I'm trying to create StructType Schema for below JSON
{
"countries":{
"country":[
{
"area":9596960,
"cities":{
},
"name":"China",
"population":1210004992
},
{
"area":3287590,
"cities":{
},
"name":"India",
"population":952107712
},
{
"area":9372610,
"cities":{
"city":[
{
"name":"New York",
"population":7380906
},
{
"name":"Los Angeles",
"population":3553638
},
{
"name":"Chicago",
"population":2721547
},
{
"name":"Detroit",
"population":1000272
}
]
},
"name":"United States",
"population":266476272
},
{
"area":1919440,
"cities":{
"city":[
{
"name":"Jakarta",
"population":8259266
},
{
"name":"Surabaya",
"population":2483871
},
{
"name":"Bandung",
"population":2058649
},
{
"name":"Medan",
"population":1730752
},
{
"name":"Semarang",
"population":1250971
},
{
"name":"Palembang",
"population":1144279
}
]
},
"name":"Indonesia",
"population":206611600
}
]
}
}
I'm doing below code to get all countries name
DataTypes.createStructField("countries", (new StructType()).add(DataTypes.createStructField("country",
(new StructType()).add(DataTypes.createStructField("name", DataTypes.StringType, true)), true)), true)

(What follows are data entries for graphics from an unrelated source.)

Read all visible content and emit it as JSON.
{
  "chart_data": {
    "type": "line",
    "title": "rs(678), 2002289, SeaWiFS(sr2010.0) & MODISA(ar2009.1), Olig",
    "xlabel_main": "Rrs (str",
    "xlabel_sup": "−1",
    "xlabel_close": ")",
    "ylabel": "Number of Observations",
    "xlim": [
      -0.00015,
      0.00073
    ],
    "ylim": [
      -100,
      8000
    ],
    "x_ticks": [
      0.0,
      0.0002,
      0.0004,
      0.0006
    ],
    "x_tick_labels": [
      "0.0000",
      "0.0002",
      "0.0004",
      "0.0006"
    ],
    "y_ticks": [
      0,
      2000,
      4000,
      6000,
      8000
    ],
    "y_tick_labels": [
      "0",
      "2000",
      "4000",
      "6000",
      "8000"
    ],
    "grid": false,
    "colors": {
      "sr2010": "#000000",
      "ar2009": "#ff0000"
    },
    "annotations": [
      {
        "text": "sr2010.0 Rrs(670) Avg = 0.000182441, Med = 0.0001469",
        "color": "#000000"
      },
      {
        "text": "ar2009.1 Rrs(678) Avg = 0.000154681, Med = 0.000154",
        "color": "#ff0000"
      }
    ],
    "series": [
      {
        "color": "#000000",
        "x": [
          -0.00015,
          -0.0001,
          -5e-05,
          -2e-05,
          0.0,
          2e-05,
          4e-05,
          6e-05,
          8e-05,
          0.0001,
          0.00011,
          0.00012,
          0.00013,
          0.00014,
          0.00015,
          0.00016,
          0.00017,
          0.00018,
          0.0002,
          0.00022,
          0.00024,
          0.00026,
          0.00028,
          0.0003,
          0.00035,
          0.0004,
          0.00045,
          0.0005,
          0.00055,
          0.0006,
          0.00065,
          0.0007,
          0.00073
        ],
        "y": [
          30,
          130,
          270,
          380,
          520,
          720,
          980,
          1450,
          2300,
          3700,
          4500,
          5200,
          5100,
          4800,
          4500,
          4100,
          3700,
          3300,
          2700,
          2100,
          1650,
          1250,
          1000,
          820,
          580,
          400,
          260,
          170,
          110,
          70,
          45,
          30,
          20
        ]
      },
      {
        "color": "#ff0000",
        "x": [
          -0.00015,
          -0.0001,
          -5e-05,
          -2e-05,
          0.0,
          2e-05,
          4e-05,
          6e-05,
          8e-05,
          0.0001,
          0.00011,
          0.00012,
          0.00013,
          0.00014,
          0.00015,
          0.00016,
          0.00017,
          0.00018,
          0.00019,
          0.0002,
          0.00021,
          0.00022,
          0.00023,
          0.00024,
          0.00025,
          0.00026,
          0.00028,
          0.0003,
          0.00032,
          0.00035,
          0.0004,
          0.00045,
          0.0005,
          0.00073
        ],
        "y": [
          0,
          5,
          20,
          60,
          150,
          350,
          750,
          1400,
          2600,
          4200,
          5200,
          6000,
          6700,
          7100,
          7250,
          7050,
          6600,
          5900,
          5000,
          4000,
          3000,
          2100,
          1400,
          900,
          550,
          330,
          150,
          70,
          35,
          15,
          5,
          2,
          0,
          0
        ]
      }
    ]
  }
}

But when am running below to get all country names
Dataset<Row> namesDF = spark.sql("SELECT countries FROM country");
namesDF.show();
I'm getting nulls
, May I know please how to parse Json fields to get values using StructType ..?
The am doing, Is it the correct way of doing it ..? I'm trying to get country names from above JSON
Update:
Code:
static final StructType SCHEMA = new StructType(new StructField[] {
DataTypes.createStructField("countries",
new StructType().add(DataTypes.createStructField("country",
new ArrayType(new StructType()
.add(DataTypes.createStructField("name", DataTypes.StringType, true)), true),
true)),
true) }
);
}
Entry Point
Dataset<Row> ds = spark.read().schema(Jsonreadystructure.SCHEMA)
.json(context.getProperty(GlobalConstants.ReadyJsonFile));
ds.printSchema();
ds.createOrReplaceTempView("country_data");
ds.sqlContext().sql("SELECT country.name FROM country_data lateral view explode(countries.country) t as country").show(false);
Output
root
|-- countries: struct (nullable = true)
| |-- country: array (nullable = true)
| | |-- element: struct (containsNull = true)
| | | |-- name: string (nullable = true)
+----+
|name|
+----+
+----+
Why Its showing empty name..? I'm using spark 2.4.4
Schema Discovery
root
|-- countries: struct (nullable = true)
| |-- country: array (nullable = true)
| | |-- element: struct (containsNull = true)
| | | |-- area: double (nullable = true)
| | | |-- cities: struct (nullable = true)
| | | | |-- city: string (nullable = true)
| | | |-- name: string (nullable = true)
| | | |-- population: long (nullable = true)